Egli trasformò la casa conventuale in appartamenti di residenza, in teatro (Teatro Santo Spirito successivamente denominato Bellini – 1813), in Giudicato di Pace e di Istruzione (1836) e cedette ai comuni del mandamento, per la realizzazione del carcere, la parte corrispondente alla chiesa, sagrestia e parlatorio (1836).
Le trasformazioni realizzate dal Monteforte non sempre sono state documentate. Numerose aggiunte e modifiche architettoniche nel corso dei secoli e anche prima di divenire carcere, i recenti danni derivati dal sisma degli anni ’80 hanno alterato notevolmente la struttura originaria.
In particolare l’ex carcere, dismesso nel gennaio del 1969, per decenni ha versato in stato di abbandono.
Nel 2007, grazie a fondi europei e comunali, hanno avuto inizio i lavori di restauro architettonico del monumento. L’obiettivo dell’intervento è stato quello di rispettare l’evoluzione storico–architettonica, con il fine di salvaguardare sia le parti che presentassero valore di arte, sia quelle che costituissero testimonianza storica, valutando, sulla base di un’attenta indagine storica e sulle informazioni ottenute dal monumento stesso, le diverse stratificazioni aggiunte e superfetazioni presenti con eliminazione delle sole strutture che costituissero il risultato materiale motivato dal mero sfruttamento dell’edificio.

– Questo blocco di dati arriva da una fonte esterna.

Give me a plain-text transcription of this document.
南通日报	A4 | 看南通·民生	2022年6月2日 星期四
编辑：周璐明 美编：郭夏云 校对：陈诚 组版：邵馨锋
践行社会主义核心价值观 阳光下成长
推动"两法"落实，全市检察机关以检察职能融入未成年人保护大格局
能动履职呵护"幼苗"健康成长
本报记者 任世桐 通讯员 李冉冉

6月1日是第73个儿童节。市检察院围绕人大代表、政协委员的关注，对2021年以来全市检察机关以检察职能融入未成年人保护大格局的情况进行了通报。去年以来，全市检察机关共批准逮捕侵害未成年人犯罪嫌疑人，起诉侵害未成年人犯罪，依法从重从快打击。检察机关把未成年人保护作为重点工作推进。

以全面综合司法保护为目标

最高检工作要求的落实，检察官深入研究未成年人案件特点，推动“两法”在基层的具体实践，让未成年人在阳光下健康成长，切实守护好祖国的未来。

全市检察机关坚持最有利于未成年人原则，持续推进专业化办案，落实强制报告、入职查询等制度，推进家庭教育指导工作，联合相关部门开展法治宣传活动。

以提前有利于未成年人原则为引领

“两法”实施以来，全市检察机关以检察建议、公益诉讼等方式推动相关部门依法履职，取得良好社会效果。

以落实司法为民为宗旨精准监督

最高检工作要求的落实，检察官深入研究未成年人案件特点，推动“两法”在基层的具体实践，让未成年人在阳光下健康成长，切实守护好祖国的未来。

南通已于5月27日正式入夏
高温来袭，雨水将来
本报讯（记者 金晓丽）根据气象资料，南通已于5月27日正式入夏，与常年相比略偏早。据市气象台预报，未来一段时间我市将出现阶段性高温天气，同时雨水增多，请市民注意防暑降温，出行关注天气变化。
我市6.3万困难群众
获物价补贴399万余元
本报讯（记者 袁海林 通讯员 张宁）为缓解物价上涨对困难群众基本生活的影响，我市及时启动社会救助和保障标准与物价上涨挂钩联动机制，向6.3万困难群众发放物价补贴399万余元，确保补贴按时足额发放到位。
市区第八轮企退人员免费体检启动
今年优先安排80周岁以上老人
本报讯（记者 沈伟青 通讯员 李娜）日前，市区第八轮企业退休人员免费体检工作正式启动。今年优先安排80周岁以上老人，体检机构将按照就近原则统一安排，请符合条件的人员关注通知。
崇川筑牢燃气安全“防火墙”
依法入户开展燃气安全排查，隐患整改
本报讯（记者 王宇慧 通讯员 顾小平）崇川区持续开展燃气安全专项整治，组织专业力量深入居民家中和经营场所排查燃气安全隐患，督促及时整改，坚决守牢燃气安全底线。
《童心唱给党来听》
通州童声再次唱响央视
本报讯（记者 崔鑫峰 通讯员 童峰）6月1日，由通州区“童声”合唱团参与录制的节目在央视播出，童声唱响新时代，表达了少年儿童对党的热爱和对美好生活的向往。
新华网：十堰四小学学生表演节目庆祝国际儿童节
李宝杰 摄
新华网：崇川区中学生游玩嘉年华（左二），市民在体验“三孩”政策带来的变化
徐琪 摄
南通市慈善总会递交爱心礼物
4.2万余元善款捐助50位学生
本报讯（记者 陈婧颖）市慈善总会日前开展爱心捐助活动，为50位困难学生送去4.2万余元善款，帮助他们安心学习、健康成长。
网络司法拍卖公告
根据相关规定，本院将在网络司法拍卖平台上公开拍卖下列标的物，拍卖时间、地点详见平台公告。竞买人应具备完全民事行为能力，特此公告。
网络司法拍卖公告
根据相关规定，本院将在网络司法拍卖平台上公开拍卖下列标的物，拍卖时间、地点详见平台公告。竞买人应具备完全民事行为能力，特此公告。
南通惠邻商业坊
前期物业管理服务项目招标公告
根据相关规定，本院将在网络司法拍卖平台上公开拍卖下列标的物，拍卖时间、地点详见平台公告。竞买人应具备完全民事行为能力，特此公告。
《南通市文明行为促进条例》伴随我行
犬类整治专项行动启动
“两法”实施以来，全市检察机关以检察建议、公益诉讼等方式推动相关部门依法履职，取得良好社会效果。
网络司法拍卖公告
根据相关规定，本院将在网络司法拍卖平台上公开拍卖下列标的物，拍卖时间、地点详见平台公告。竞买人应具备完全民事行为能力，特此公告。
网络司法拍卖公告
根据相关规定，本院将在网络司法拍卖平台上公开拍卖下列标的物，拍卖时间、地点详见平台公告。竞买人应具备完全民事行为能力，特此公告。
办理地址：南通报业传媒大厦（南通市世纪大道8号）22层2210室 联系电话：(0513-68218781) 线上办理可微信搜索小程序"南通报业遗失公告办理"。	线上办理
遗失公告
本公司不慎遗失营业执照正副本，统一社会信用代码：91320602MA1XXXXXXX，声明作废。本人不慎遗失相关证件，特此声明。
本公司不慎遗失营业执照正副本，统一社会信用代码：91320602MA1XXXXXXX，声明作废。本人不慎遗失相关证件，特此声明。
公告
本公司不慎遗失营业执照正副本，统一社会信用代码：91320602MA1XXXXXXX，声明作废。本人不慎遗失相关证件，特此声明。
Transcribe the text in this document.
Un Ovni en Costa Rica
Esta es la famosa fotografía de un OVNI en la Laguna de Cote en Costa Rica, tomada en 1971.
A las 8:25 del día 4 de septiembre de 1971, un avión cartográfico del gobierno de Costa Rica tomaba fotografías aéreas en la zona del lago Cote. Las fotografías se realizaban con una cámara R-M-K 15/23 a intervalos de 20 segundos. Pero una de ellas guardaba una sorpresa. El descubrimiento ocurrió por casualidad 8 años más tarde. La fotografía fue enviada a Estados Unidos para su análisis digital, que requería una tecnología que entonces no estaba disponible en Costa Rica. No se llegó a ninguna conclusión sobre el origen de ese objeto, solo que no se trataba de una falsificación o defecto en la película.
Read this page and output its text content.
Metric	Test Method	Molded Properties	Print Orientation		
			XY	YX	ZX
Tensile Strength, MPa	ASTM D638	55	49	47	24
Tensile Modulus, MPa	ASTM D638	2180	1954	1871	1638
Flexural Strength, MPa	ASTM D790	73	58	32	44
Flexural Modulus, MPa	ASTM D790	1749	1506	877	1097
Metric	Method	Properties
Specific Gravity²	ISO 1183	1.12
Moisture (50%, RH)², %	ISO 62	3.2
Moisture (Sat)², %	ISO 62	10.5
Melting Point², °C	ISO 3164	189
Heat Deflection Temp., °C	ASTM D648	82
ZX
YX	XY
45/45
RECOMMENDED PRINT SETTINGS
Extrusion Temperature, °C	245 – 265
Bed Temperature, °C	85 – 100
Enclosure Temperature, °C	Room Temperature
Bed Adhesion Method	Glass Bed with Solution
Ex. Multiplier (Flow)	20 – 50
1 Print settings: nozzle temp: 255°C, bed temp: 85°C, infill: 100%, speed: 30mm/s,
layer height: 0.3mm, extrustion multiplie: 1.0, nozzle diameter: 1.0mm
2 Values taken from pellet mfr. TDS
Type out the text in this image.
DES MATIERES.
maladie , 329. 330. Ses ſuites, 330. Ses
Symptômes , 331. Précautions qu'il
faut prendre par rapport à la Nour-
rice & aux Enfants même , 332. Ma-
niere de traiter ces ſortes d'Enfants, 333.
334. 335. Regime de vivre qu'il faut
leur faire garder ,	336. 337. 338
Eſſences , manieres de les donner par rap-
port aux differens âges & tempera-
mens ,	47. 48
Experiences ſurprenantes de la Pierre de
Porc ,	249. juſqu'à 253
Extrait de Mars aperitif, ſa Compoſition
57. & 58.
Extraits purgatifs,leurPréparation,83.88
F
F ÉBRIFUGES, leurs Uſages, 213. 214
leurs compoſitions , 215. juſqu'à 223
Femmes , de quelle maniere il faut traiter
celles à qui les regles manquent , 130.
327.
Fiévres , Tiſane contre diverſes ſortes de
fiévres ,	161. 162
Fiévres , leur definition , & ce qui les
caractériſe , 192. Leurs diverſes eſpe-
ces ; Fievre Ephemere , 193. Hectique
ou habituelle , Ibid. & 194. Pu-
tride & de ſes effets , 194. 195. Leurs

Le scelte progettuali, dunque, sono state volte al rispetto ed alla conservazione e al restauro degli elementi tipici delle funzioni dell’ex monastero e dell’ex carcere rendendo fruibili le parti appartenenti alle diverse epoche senza preferire le une alle altre.
Nel corso dei lavori non sono mancate sorprese. In particolare un medaglione di stucco, presente in un ambiente ammezzato della struttura, conteneva un bellissimo affresco della Madonna in Trono con Gesù Bambino, datato 1400, nascosto per secoli da una patina di polvere e riportato alla luce con una certosina opera di restauro, oggi conservato presso il museo archeologico di Nola. Analogamente su di un infisso in legno presente nella navata della chiesa è stata rinvenuta una scritta di un detenuto, testimonianza della vita carceraria nel 1892, mentre in un angolo buio, sotto cumuli di calcinacci, sono stati rinvenuti alcuni libroni in cui venivano registrati i detenuti in ingresso e quelli in uscita, anch’essi recuperati sotto l’egida della soprintendenza archivistica. Molte altre testimonianze di storia, arte e architettura sono state riscoperte e valorizzate nel monumento.
La vita del monumento è strettamente connessa alla destinazione d’uso ad esso attribuita. Infatti la convenienza della utilizzazione dei monumenti per fini utili alla società costituisce uno dei principi della disciplina del restauro. In linea con tale orientamento si è del parere che la destinazione a sede della Fondazione Festa dei Gigli rappresenti la funzione che meglio si contestualizza al sito e la rinascita per un edificio così importante nella storia della città.